In Marenco v. DirecTV LLC, Francisco Marenco was an employee of 180 Connect, Inc., and, as a condition of his employment, executed an arbitration agreement that required both parties to arbitrate any claims arising from or related to his employment. DirecTV LLC acquired 180 Connect, assuming all of its assets, debts, rights, responsibilities, obligations and liabilities.
Following the acquisition, Marenco sued DirecTV for violation of unfair competition and state wage laws. DirecTV sought to compel arbitration as the successor to the original arbitration agreement. Marenco argued that DirecTV lacked standing to compel arbitration because it was not a signatory to the agreement.
A trial court found for DirecTV and ordered arbitration.

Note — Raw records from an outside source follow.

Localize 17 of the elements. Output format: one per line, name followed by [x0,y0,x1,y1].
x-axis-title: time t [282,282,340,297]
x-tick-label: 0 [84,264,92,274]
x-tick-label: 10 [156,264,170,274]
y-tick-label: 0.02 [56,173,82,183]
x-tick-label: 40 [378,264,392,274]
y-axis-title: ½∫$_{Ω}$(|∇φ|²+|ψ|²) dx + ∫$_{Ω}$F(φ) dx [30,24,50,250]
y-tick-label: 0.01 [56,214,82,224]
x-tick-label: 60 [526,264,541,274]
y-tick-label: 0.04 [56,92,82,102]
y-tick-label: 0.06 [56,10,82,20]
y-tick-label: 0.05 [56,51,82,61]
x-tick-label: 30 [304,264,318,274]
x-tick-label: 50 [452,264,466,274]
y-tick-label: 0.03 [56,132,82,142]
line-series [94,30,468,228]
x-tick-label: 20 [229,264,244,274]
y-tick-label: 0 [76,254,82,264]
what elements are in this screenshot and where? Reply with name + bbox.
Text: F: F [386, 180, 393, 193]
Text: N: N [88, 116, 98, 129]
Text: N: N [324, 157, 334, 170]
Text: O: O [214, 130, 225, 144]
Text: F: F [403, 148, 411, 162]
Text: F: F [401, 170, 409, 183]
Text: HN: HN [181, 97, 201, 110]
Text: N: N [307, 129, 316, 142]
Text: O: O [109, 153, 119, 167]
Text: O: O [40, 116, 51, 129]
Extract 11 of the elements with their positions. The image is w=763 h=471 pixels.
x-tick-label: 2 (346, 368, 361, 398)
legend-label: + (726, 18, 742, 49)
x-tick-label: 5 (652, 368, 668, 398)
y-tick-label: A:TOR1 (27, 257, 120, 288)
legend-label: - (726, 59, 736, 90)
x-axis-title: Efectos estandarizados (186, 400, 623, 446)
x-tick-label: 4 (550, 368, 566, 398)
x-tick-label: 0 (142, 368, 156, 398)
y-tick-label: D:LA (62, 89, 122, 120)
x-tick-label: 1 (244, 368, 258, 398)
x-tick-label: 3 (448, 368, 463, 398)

Upon appeal, the Second Appellate District affirmed the trial court’s findings that DirecTV had standing to enforce the arbitration agreement.
In reaching its decision, the appeals court said there was undisputed evidence that DirecTV acquired all the assets and obligations of 180 Connect, including its employment agreements. Marenco continued to work as a DirecTV employee and filed wage claims against it as his employer. His continued employment created an implied consent to abide by the original terms of the employment agreement, including the arbitration provision.
The court also found that because Marenco relied on his employment agreement with 180 Connect to bring suit against DirecTV, he was equitably estopped from challenging the arbitration provision as part of that agreement.